I have found that working through these concepts have not only improved my concept of statistical inference, but has also improved my intuition with regard to probability. I have only taken Calc 1 and 2 up to this point, and despite the typically rigorous mathematical background required in most bayesian courses, have been able to at least understand the underlying concepts. Additionally, while STAN and even JAGS are popular, there are R packages, like rstanarm, that allow frequentist programming knowledge to be used for bayesian analysis.
My point is that: if I can do it, I think we can expect industrious physician students to do so as well. The point of the training should be introduction to the concepts, basic analysis, and comparison to frequentist statistics so that a good understanding of why and when it is clearly superior can be taken from the course.
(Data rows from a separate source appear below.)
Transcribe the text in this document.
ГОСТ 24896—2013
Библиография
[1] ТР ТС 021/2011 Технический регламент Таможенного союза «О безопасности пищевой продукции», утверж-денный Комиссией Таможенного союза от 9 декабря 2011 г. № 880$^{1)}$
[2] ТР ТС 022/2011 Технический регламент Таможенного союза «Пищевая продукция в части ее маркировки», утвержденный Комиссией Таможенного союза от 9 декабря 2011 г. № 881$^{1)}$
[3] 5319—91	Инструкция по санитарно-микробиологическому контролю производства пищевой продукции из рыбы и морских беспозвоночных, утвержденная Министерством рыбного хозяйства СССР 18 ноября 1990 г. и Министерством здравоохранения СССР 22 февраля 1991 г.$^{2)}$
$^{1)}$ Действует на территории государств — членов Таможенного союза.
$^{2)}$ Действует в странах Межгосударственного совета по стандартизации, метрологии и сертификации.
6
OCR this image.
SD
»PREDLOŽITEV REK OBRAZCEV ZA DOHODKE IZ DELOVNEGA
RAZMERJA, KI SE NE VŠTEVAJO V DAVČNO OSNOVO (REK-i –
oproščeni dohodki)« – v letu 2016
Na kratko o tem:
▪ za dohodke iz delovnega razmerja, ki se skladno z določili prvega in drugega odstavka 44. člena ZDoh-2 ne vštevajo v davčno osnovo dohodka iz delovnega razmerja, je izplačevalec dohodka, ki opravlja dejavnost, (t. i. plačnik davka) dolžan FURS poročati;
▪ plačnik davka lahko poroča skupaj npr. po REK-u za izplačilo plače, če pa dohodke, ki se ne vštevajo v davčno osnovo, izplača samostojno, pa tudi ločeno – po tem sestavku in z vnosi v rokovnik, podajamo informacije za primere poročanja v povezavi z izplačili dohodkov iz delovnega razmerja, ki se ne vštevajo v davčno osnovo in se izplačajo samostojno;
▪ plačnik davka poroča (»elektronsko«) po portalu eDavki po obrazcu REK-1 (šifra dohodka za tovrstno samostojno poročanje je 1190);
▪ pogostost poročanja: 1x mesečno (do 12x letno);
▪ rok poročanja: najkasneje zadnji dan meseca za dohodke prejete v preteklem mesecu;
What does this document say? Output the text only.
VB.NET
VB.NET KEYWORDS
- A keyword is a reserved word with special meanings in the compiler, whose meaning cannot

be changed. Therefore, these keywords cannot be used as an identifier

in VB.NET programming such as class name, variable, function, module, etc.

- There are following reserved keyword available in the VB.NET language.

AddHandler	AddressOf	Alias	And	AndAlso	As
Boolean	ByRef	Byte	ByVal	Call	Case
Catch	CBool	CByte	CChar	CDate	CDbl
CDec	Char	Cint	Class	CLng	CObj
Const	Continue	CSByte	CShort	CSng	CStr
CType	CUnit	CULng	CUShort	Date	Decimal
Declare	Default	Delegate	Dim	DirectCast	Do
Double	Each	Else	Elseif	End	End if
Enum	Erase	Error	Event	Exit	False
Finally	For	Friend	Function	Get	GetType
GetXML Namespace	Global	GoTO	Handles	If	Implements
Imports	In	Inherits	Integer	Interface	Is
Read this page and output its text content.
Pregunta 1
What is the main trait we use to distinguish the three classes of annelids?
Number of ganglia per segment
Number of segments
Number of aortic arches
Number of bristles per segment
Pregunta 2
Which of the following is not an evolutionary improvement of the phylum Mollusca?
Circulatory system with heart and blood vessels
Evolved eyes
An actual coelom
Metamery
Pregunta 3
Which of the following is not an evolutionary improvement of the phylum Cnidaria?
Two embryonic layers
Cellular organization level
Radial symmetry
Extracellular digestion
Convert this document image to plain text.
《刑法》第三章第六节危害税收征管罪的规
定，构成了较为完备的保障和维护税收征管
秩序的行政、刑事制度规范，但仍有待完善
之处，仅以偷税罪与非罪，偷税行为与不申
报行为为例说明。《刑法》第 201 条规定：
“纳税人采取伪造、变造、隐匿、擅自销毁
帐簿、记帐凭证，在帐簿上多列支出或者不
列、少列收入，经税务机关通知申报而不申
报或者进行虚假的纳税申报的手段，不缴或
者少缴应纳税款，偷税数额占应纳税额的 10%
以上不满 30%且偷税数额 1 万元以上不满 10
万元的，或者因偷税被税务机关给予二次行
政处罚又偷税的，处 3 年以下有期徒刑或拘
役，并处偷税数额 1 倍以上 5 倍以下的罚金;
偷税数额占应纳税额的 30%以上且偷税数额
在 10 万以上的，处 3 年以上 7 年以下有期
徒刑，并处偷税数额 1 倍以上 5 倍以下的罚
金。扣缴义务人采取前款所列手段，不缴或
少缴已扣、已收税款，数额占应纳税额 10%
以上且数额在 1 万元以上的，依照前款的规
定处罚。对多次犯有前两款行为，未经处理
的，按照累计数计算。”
Excellent thoughts. To focus on one part, there are special needs of future clinician researchers who ultimately arrive at smaller medical centers without adequate biostatistics support. But for the moderate to large academic medical centers, we work and need to continue to work on scalability by having adequate numbers of biostatistician collaborators, and incentivizing even those who get their own R01 methods grants to strongly collaborate with biomedical scientists. Having great, well-trained investigators to work with is the most important incentive, along with having a bit of protected time for breathing room between grants. When I work with our MSCI grads at Vanderbilt it is a pure joy.
I love reading this. I think that statisticians who had very little Bayes in graduate school are the biggest hindrances to teaching more Bayes. Sometimes the more radical of us need to teach newer approaches to non-statisticians so they will pressure the future statisticians they will work with to learn and use newer approaches themselves. I have seen this happen often with teaching spline functions and bootstrapping to future clinical researchers who then put the right pressure on future statistician colleagues to use these techniques.
I’ll provide a flipped example of this: the majority of clinical researchers that I worked with in my previous position put very direct pressure on me NOT to try anything new, in favor of sticking with their preferred “cookbook” approach to statistics (for most papers their preferred recipe was/is: make Table 1 including all descriptive characteristics collected in the registry; present a Kaplan-Meier curve; run a univariable Cox models for all baseline factor; create “final” multivariable Cox model including variables that showed p<0.05 on the univariable analysis). Working with those collaborators, I had very little incentive to learn new approaches - any time spent teaching myself something new was time I could have spent churning out more of their cookie-cutter papers, and the group I was working with had absolutely zero interest in progressing from a methods standpoint - they would not have given me any extra credit for bringing new methods to the table.
I would have dearly loved to have clinical investigators come to me with hopes to use “novel” or at least more thoughtful statistical approaches - that’s exactly the push I wanted / needed to branch out beyond “mean, SD, t-tests, ANOVA, Kaplan-Meier curves, Cox models…that’s how you do statistics in clinical research!”
I fully agree that teaching new/better methods to a generation of clinical researchers will create somewhat of a feedback loop that also pushes statisticians working with them in the future to get familiar with those methods.